Jazz emerged from New Orleans in the early 20th century, bursting out in the early 1910’s before the First World War. The origins of jazz have actually been traced back 100 years earlier, when the Atlantic slave trade brought thousands of West Africans to the Southern United States. However, it was not until 1910 that there was an established community in New Orleans that would get together to play jazz music.
Jazz music quickly became popular across the south of the United States before starting to spread north in the 1920’s. Later in the decade and in the 1930’s, a different type of jazz would emerge from Kansas City, meaning New Orleans jazz and Kansas City jazz would often be competing with one another for airtime on jazz radio stations across America.
This time also represented the most popular period for jazz, however, which meant there was great demand for both styles of jazz, as well as for swing music and later, in the 1940’s, for bebop.

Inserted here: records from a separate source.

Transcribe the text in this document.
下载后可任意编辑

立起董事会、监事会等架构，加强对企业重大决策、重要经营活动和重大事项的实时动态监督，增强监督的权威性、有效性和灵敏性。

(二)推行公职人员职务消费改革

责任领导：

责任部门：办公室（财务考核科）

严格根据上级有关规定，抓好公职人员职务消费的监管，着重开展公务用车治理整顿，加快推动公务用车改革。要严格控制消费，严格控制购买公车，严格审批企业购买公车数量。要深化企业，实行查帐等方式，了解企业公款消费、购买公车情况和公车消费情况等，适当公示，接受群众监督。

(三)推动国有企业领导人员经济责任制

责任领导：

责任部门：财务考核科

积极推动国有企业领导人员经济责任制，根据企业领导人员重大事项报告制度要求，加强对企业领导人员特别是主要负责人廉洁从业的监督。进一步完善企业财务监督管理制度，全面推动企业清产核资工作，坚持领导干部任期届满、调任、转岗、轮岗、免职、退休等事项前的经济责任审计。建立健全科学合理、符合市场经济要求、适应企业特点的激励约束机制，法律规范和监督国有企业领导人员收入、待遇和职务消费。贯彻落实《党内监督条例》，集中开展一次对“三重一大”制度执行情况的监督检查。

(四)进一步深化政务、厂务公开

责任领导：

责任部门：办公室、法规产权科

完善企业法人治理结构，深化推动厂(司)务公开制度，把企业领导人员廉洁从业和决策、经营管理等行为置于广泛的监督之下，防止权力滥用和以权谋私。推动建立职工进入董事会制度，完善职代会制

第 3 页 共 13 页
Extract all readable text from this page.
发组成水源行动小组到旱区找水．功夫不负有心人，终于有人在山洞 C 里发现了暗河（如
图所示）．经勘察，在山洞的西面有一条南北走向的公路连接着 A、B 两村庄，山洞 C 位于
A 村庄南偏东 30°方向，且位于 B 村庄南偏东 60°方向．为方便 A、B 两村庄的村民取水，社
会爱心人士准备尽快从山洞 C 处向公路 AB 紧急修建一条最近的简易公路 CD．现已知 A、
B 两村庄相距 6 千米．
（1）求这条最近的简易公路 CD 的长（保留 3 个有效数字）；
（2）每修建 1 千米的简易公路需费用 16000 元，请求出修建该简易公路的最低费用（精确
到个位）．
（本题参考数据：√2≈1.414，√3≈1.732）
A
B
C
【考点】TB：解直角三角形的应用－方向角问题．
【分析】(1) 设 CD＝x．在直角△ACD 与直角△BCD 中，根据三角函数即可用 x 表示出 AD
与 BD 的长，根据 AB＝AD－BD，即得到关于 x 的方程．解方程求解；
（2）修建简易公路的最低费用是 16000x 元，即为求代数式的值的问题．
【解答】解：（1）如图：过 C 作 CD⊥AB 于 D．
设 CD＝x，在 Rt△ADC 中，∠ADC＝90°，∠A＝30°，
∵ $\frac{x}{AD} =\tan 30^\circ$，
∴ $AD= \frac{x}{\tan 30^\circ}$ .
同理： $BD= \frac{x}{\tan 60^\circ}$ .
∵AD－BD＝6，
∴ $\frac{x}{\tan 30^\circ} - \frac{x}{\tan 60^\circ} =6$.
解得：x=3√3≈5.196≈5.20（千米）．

Jazz is arguably the most cosmopolitan music genre there is, and one only has to look at the range of influences that hit it from the 1940’s onwards to see why. Jazz was already reliant on Spanish and African influences, but from this time we would see Latin jazz, Cuban jazz, Afro-Brazilian jazz, with new trends being born across Central and South America.
There was also the emergence of sub-genres of jazz and fusion genres, with those from the Far East proving to be particularly popular.
Jazz continued to grow through the 1940’s and maintained its popularity even through the golden rock and roll era of the 1960’s and 1970’s. However, with global attitudes and musical tastes changing at the end of the 1970’s, jazz found itself on the outside of the mainstream looking in.
Although jazz moved towards being a niche musical taste, R&B artists and rappers would regularly feature jazz inspired sounds in their music, and into the 1990’s and 2000’s it would become a feature of pop and dance music, while still performing strongly with jazz aficionados.